Have you ever looked at a few banks and wondered why the rates, or Annual Percentage Yield (APY), are different from place to place?
According to rate-tracking site BankRate.com, APYs can be as low as 0.01% to well over 2.00%. That’s a pretty big range.
What’s the deal? In short, APY can be a kind of promotional game in the banking industry—but it’s one that actually benefits you if you know what you’re looking for and read the fine print.
First, what is APY? APY is an acronym for Annual Percentage Yield and it represents the amount of interest you’ll earn after a year of compounding interest. For example, if you have $10,000 in savings, you’ll earn $2 with 0.02% APY and at 2.00%, you’ll earn $200.
However, you always want to read the fine print closely—many of the places offering the highest APY have other catches, like a minimum balance requirement or a fee if you don’t hold the minimum balance.
At Varo, we offer a Savings Account with 2.02% APY* with no catches—that means no fees or minimum balance requirements to open the Savings Account. Compare that to the average of the five biggest traditional banks in the country.**
However, people often wonder why there is such a range of available rates. Here’s why.
In the world of banking, your cash—whether it’s in your bank account or savings account—is a deposit. And banking institutions rely on these deposits to support other parts of the business, such as making loans. To incentivize you to make deposits, a banking company might raise its rates.
“Deposits are the fuel that drives the lending engine,” said Greg McBride, Chief Financial Analyst for Bankrate.com. “When banks have higher loan demand, they have higher deposit needs to feed the machine.”
Online-only banks may have lower expenses than brick-and-mortar banks, as they don’t have to pay as much for bank branches and associated personnel and upkeep costs.
“The lower cost base gives them more latitude,” said McBride, which is one reason you may see online- and app-based savings accounts offering higher interest rates and charging fewer fees.
Online banks and high-yield savings accounts tend to offer the highest rates, and when one financial institution raises rates, the rest may follow.
“Among the top-yielding accounts, it’s very competitive,” said McBride. “They continue to raise payouts and leapfrog each other.”
Even with their branches, credit unions also have more latitude because they’re nonprofits, said McBride. “But they may decide to invest in more products or services rather than [higher] returns.”
Credit unions that do offer higher rates may do so with high-yield checking accounts, which require members to meet certain criteria (such as regularly using the debit card or logging into their account) to receive the higher rate.
If customers can get a higher rate by switching accounts, why don’t big banks offer the same or higher interest rates than online banks and credit unions?
In short, it’s because they don’t need your money. They tend to have less need for consumers’ deposits as they could have large deposits from businesses or investors. For example, JPMorgan had $1.3 trillion in deposits alone in 2017.
“The big banks that have the most market share also have the most pricing power,” says McBride. “They don’t need to pay higher rates on deposits because their vast branch [networks] and ATM networks act as a catcher mitt.”

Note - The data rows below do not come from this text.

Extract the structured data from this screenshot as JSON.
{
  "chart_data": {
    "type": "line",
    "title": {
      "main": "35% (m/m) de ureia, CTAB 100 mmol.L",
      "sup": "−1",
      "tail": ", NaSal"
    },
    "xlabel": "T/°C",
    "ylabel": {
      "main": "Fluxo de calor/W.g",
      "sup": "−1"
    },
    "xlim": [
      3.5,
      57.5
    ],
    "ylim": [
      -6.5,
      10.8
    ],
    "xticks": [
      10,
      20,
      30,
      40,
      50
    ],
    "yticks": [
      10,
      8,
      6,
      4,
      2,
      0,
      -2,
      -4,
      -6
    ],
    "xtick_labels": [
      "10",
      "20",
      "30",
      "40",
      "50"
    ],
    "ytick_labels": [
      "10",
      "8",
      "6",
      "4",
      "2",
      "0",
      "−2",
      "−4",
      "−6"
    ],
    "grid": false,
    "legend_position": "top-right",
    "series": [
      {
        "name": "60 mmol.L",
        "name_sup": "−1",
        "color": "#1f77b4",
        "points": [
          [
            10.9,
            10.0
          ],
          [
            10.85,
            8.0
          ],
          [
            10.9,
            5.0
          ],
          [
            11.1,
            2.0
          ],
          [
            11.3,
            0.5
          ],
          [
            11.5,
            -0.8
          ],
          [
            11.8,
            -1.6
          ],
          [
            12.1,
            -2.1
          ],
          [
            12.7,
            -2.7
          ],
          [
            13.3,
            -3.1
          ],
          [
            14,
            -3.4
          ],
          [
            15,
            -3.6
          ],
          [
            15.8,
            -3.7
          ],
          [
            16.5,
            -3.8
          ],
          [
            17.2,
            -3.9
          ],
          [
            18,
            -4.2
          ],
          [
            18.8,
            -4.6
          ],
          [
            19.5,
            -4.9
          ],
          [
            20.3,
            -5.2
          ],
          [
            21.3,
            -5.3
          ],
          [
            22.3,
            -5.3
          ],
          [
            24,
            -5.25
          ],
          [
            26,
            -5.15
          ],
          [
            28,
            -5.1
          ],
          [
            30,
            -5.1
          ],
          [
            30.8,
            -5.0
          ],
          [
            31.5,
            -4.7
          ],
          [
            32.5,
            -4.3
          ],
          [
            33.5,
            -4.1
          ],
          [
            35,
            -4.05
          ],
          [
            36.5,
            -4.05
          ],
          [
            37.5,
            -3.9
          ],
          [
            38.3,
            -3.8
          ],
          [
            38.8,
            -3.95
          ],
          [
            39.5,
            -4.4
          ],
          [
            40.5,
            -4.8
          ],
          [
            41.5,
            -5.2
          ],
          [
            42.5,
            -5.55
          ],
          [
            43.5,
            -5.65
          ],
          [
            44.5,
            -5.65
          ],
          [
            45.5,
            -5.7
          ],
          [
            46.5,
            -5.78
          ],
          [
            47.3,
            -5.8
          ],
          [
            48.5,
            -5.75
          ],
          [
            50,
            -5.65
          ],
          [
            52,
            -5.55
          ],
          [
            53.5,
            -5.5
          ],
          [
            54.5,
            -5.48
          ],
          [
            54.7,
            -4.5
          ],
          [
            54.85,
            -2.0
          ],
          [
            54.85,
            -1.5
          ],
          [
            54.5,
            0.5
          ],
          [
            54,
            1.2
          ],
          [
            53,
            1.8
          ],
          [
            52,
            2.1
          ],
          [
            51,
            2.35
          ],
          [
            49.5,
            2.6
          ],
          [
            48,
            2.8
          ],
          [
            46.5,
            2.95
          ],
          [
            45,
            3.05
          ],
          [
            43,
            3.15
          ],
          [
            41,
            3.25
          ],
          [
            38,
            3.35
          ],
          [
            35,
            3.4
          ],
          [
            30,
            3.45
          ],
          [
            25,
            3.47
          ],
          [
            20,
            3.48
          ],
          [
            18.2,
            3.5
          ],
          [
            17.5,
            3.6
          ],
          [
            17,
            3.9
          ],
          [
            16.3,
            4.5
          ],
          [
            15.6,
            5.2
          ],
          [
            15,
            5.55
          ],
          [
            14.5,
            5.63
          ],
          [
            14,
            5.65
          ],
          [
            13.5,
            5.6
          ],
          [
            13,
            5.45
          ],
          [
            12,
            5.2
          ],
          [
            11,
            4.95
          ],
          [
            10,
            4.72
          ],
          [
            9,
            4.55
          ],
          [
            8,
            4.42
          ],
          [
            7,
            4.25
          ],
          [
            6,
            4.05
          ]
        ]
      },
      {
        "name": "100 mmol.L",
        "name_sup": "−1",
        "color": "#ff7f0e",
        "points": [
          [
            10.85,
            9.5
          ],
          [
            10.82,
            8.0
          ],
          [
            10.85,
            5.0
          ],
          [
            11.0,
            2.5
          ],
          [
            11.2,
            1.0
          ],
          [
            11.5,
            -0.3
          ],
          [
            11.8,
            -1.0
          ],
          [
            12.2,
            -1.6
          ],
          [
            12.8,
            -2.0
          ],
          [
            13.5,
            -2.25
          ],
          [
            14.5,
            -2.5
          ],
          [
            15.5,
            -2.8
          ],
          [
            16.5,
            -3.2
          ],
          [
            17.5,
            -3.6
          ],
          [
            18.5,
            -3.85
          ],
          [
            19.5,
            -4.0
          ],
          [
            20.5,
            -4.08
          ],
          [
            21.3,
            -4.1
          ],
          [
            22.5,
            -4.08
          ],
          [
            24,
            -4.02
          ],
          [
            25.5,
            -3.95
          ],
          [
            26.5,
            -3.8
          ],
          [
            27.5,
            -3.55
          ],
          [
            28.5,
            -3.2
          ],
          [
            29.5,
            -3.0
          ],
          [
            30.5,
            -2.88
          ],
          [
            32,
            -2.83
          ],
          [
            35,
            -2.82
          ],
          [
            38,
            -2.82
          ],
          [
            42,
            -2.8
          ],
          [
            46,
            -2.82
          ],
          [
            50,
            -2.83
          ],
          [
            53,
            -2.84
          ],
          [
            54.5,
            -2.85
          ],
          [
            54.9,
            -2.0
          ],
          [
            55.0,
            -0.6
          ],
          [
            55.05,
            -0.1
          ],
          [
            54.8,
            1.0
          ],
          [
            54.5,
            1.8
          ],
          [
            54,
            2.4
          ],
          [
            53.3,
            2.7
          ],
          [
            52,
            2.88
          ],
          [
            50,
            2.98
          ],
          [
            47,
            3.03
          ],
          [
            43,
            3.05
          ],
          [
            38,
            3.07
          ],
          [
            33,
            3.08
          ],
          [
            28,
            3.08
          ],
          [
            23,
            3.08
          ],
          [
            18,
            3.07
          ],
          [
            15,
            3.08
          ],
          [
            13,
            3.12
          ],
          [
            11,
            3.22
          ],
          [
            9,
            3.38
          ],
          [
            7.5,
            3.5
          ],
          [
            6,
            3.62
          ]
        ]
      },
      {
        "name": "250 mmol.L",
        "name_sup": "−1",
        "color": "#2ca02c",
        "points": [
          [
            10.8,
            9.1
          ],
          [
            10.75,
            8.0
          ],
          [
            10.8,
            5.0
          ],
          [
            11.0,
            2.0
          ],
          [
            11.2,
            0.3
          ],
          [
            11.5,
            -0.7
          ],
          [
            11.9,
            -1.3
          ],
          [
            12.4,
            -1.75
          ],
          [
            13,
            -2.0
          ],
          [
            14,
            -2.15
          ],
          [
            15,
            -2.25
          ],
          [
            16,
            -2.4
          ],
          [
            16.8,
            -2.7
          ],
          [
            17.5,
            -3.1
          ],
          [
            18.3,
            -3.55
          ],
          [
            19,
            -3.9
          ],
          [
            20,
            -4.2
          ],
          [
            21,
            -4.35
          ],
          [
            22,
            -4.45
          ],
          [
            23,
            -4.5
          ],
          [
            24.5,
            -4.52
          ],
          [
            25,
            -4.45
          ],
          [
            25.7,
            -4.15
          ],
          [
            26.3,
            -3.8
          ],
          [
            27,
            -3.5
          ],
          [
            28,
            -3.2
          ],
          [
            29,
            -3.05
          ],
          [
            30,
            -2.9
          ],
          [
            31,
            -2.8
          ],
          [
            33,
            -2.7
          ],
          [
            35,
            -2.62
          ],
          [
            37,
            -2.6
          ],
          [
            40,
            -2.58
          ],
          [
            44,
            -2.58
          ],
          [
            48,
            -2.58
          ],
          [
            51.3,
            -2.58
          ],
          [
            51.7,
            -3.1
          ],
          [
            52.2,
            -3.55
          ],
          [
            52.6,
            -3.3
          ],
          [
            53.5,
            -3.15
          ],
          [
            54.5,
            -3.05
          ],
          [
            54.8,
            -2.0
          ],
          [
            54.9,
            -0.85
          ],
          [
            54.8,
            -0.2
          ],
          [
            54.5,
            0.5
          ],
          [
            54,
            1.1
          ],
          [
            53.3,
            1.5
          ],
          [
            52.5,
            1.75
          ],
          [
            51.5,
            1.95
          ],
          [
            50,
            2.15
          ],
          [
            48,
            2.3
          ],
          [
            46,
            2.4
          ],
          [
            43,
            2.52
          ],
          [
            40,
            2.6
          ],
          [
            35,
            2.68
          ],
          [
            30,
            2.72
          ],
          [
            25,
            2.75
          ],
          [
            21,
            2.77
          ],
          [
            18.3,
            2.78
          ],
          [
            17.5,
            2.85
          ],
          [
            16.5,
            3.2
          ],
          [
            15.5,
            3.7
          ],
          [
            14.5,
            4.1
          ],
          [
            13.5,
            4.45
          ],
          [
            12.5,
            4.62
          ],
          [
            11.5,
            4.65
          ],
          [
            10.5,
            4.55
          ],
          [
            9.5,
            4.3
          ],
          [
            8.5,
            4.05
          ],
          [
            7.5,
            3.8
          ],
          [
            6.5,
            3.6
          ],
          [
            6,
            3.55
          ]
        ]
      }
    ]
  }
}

In other words, collecting fees on other services could offset the need to attract consumer cash deposits to use for a lending business.
By offering a wide range of products, big banks also tend to attract customers who want to do all their banking with one company rather than shopping around. And, once they’re customers, people may be hesitant to change banks.
And to be sure, new companies, like Varo, are challenging these big institutions—offering a suite of banking services with no fees and high rates.
So while traditional banks might hope you’ll stick around because it’s time-consuming to move on, it really does pay off for people to do some comparison shopping
Does it make sense to switch from an account that offers 0.02% interest to 0.03%? Probably not. But the difference between big banks’ rates and online and mobile banking rates is often much larger.
“What really counts is the buying power of the money,” says McBride. “If you’re earning a rate of return that isn’t keeping pace with inflation, you’re losing buying power.” For perspective, the Bureau of Labor Statistics reports that the inflation rate was around 2.10% for the first half of 2018.
But there’s more to consider than just interest rates when comparing bank and savings accounts. You’ll also want to consider all the fees that could be also included. Varo is proud to offer no-fee Bank and Savings Accounts.
And convenience is a factor to consider as well—the ease with which you can get money in and out of your savings account is important to consider.
However, if you find a savings account that offers a higher rate, no fees and is easy to use, it could be worth switching.
“If you’re sitting back and waiting for the big bank to bestow higher rates you’ll be sorely disappointed,” said McBride.